The big four's "league average" actually grew by 1% year-to-year in week two. On the surface, that's a far more impressive achievement than the premiere week trend, since pretty much all the flops were in play in week two. However, the week two league average was a bit deflated last year because a debate wiped most of the Wednesday heavy hitters off the board. The league average actually went up from week two to week three in 2012, and that ain't happening this year, as the vast majority of shows have dropped this week. So we should finally start to see the year-to-year pain set in during week three.
Click to expand for more on the "climate" numbers used herein.
TPUT - This is an ESTIMATED average of how many people are watching TV from 8:00 to 11:00.
- I derive these numbers by adding up all the ratings and dividing by all the shares in each of the 42 half-hours each week. That means there is some error relative to the numbers Nielsen actually releases. Sadly we don't regularly have access to those.
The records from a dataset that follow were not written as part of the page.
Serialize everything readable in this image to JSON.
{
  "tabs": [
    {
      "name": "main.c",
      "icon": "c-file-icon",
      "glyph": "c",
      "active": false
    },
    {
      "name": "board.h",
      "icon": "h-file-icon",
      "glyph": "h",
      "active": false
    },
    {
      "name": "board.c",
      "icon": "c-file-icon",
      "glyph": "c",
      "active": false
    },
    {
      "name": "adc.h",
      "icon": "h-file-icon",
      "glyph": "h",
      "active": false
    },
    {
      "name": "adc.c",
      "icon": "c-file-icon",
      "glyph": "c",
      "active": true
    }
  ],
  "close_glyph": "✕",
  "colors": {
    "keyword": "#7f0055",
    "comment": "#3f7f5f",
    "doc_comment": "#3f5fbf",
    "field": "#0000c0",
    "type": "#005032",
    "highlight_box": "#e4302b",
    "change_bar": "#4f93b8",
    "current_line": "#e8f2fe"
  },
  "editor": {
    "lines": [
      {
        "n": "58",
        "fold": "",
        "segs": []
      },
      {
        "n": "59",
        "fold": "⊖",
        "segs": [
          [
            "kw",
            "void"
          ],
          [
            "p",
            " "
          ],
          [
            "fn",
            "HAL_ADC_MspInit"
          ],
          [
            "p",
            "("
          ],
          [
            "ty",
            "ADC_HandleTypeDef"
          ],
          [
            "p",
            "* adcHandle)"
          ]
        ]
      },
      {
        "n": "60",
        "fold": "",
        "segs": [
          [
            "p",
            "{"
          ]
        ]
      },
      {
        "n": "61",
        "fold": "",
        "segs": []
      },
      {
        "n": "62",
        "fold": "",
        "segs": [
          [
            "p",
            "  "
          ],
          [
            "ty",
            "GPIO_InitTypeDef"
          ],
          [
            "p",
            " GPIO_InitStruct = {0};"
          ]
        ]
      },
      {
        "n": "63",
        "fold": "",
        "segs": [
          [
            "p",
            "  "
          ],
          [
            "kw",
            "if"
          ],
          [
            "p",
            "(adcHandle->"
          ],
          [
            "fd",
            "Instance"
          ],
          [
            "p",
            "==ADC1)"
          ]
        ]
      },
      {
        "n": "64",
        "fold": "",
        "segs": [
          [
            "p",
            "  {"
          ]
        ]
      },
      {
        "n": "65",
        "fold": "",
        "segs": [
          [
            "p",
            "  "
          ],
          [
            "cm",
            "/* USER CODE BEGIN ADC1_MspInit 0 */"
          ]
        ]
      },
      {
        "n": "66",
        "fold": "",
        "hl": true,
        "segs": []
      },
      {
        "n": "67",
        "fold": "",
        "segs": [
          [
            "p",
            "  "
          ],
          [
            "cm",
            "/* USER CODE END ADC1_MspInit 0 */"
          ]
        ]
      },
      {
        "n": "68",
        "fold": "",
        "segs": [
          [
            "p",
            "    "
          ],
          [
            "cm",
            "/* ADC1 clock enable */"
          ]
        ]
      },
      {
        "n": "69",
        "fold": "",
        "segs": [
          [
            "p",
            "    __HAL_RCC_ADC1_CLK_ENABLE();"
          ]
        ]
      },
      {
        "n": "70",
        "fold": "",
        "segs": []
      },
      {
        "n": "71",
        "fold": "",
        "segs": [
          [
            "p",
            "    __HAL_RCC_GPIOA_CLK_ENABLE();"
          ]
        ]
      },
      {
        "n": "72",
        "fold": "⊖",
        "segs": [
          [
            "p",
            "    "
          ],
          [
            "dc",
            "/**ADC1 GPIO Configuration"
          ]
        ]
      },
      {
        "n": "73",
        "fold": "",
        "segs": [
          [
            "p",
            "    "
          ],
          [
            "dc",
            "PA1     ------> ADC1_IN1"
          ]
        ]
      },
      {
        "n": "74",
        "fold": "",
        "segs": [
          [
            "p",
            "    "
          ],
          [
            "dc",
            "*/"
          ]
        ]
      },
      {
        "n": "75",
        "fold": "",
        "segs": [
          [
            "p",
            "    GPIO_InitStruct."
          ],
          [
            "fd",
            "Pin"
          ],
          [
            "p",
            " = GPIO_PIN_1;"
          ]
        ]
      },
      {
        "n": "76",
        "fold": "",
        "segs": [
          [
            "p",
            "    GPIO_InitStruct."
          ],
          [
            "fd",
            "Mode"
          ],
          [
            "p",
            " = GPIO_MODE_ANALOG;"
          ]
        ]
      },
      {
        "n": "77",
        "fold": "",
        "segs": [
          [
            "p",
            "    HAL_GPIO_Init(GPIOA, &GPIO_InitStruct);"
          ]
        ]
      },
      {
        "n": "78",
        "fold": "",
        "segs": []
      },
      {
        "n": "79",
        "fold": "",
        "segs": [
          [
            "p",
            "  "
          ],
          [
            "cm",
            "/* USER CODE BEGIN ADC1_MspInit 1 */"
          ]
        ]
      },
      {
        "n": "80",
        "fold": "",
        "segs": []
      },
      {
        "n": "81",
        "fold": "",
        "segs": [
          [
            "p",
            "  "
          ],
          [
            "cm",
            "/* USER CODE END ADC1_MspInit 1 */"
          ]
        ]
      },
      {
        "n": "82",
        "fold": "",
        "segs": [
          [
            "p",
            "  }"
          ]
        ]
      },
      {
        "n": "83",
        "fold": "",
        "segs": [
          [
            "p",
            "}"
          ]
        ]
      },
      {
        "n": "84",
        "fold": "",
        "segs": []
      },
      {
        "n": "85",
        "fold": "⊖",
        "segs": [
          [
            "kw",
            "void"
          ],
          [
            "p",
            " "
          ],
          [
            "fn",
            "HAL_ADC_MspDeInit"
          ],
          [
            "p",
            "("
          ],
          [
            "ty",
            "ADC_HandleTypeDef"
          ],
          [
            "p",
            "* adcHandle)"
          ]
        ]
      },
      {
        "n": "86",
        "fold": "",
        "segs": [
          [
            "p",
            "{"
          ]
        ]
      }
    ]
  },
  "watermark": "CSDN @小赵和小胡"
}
I always advise not to rely heavily on these numbers for any one show in any one week, but the hope is that the error is minimized across a 42-timeslot sample every week.
- I include the Old Methodology adjustment, which makes the number more like a measurement of how many people watch primetime programming Live + SD, rather than a measurement of how many people watch any TV (including old DVR stuff) from 8:00 to 11:00. This makes the number perhaps less intuitive in a vacuum, but it's pretty much a wash when making week-to-week and year-to-year comparisons, which is what we're really interested in.
- This does NOT include the 10:00 adjustment used in the True2 calculation which attempts to account for Fox/CW programming and stronger cable. Again, that perhaps hurts the number in a vacuum, because the 10:00 numbers being used only include three networks, so I'm averaging timeslots that are somewhat apples-to-oranges. But again, it's a wash when making comparisons because I treat it that way all the time. It would not really change week-to-week or year-to-year comparisons, and that's what I mostly care about.
- Another important note here is that these numbers include the preliminary averages for "sustaining" programming like presidential debates and commercial-free benefit concerts whose numbers are typically omitted from traditional Nielsen averages. I might eventually omit these from this particular calculation, but they're needed on my spreadsheets to 1) make PUT calculations in those timeslots and 2) create a competition number for the entertainment shows that air against them.